Afgelopen vrijdag, 28 mei 2021, vond in de kerk van Ameide-Tienhoven een symposium “Cornelis Graafland” plaats. Naast een biografie van Cornelis Graafland, geschreven door Arjan Boersma onder de titel Tegendraads gereformeerd, werd nog een bundel gepresenteerd. Dr. Wim Dekker en ds. Henk Westerhout stelden namelijk uit preken, artikelen en overdenkingen van Graafland een bundel samen met de titel Geest en leven

De samengebrachte artikelen zijn volgens de uitgever geschreven voor een breed publiek. Dat is ook wat het werk van de Geest verdient, zou ik zeggen, omdat de Geest Christus en Zijn werk centraal stelt.

Naar mijn besef stimuleerde Graafland met zijn Gereformeerden op zoek naar God destijds de bezinning op het werk van de Heilige Geest. Niet dat er eerder geen oog voor het werk van de Geest was. Zo was via ECHO in 1988 al Het werk van de Heilige Geest en de gemeente verschenen, waarin twaalf predikanten het werk van de Geest belichtten. Graafland schreef daarin “De Heilige Geest en de gemeente in de 20e eeuw”. Maar de verlegenheid om Gods aanwezigheid, ervaarbaar, tastbaar in het leven van alle dag in refokringen, dat was het nieuw. Oók gereformeerden op zoek naar God.

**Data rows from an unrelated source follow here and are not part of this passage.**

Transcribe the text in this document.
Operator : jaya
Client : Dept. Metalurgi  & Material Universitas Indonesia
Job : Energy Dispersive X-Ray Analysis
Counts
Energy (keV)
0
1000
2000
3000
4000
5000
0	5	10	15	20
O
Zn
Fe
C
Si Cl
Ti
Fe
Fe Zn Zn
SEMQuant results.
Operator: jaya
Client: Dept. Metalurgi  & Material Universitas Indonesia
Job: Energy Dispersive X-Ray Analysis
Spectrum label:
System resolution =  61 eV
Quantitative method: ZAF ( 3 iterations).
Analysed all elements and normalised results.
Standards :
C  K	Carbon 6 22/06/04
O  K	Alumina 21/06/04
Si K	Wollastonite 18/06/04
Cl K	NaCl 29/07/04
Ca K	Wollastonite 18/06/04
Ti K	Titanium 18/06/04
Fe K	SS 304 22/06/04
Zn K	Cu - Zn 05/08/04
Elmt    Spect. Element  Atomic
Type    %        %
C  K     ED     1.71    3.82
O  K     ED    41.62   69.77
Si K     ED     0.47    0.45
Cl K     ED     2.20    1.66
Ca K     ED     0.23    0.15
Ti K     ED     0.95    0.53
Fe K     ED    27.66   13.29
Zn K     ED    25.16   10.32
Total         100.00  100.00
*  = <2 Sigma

Ik las onder andere Opwekking van Wim van Vlastuin, Toon mij nu uw heerlijkheid van Lloyd Jones en Opwekking onder de Zoeloes van Erlo Stegen. Dat soort werken. Ik besef(te) natuurlijk wel het verschil qua auteurs, maar allemaal sloten ze voor mijn gevoel aan bij wat Graafland betoogde in het zevende hoofdstuk van Gereformeerden op zoek naar God. Dat hoofdstuk had immers niet voor niets de titel “Er is een weg”. En die weg was de weg van het gebed om een Opwekking, die alleen de Geest kan geven.
Alle door Graafland genoemde werken schafte ik aan. J.H. Bavinck, Ik geloof in de Heilige Geest en Ds. J.G. Molenaar over De Doop met de Heilige Geest. Ook de boeken van Kraan over Genezing en bevrijding, boeken van Murray, enzovoorts. 

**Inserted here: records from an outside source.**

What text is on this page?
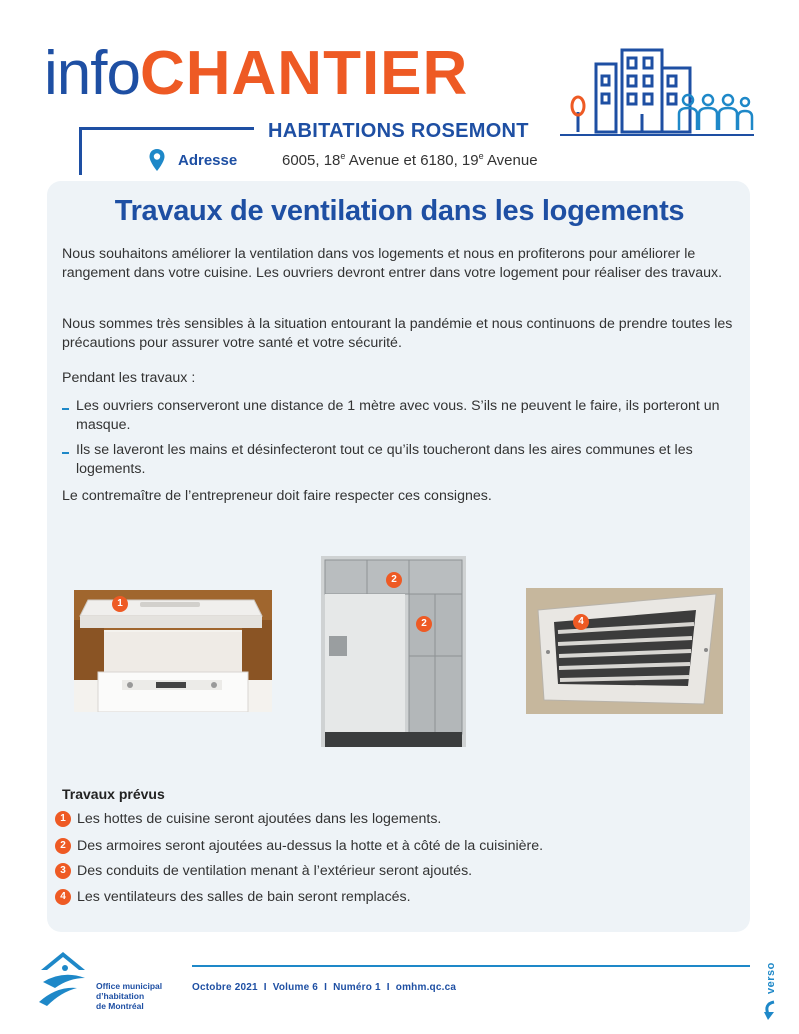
infoCHANTIER
HABITATIONS ROSEMONT
Adresse	6005, 18e Avenue et 6180, 19e Avenue
Travaux de ventilation dans les logements

Nous souhaitons améliorer la ventilation dans vos logements et nous en profiterons pour améliorer le rangement dans votre cuisine. Les ouvriers devront entrer dans votre logement pour réaliser des travaux.

Nous sommes très sensibles à la situation entourant la pandémie et nous continuons de prendre toutes les précautions pour assurer votre santé et votre sécurité.

Pendant les travaux :

Les ouvriers conserveront une distance de 1 mètre avec vous. S’ils ne peuvent le faire, ils porteront un masque.
Ils se laveront les mains et désinfecteront tout ce qu’ils toucheront dans les aires communes et les logements.

Le contremaître de l’entrepreneur doit faire respecter ces consignes.

1
2
2	4
Travaux prévus
1 Les hottes de cuisine seront ajoutées dans les logements.
2 Des armoires seront ajoutées au-dessus la hotte et à côté de la cuisinière.
3 Des conduits de ventilation menant à l’extérieur seront ajoutés.
4 Les ventilateurs des salles de bain seront remplacés.
Office municipal
d’habitation
de Montréal
Octobre 2021 I Volume 6 I Numéro 1 I omhm.qc.ca	verso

Dat Bavinck en Molenaar in de jaren 60 schreven, hinderde niet. En ook vandaag raakte ik weer onder de indruk van de inleiding van Bavinck, als hij in zijn inleiding over de Heilige Geest schrijft: “Zijn tegenwoordigheid en zijn werk raken op tal van punten de ervaarbare werkelijkheid van ons leven. Er worden van Hem zo veel dingen gezegd, die ingrijpen in ons eigen bestaan, dat het haast niet anders kan of ze moeten ook duidelijk merkbaar zijn. Er wordt van Hem gezegd dat Hij ons blij kan maken, ons kan sterken, ons kan heiligen. Hij wil ons “leiden” en ons daarin duidelijk doen bemerken dat wij kinderen van God zijn. Hij kan ons verhinderen bepaalde dingen te doen. Hij kan ons ook tot bepaalde dingen roepen. Hij kan ons dingen Ieren en we kunnen in Hem wandelen. Er bestaat kennelijk zulk een onafzienbare reeks van weldaden, die Hij in ons leven doen kan en ook feitelijk doet, dat er geen twijfel over kan bestaan, of zijn tegenwoordigheid moet ook op één of andere manier duidelijk merkbaar zijn. En als dat zo is, dan zou dus in dat gedeelte van onze geloofsbelijdenis waar gesproken wordt over de Heilige Geest naast het werkwoord “geloven” ook nog een ander werkwoord op zijn zachtst gezegd geoorloofd moeten zijn.
“Wij wandelen door gelóof, niet in aanschouwen.” Ja, dat is waar. Maar als het gaat over de Heilige Geest, mogen we dan niet zeggen dat er ook wel een heel klein beetje “aanschouwen,” ervaren bij komt?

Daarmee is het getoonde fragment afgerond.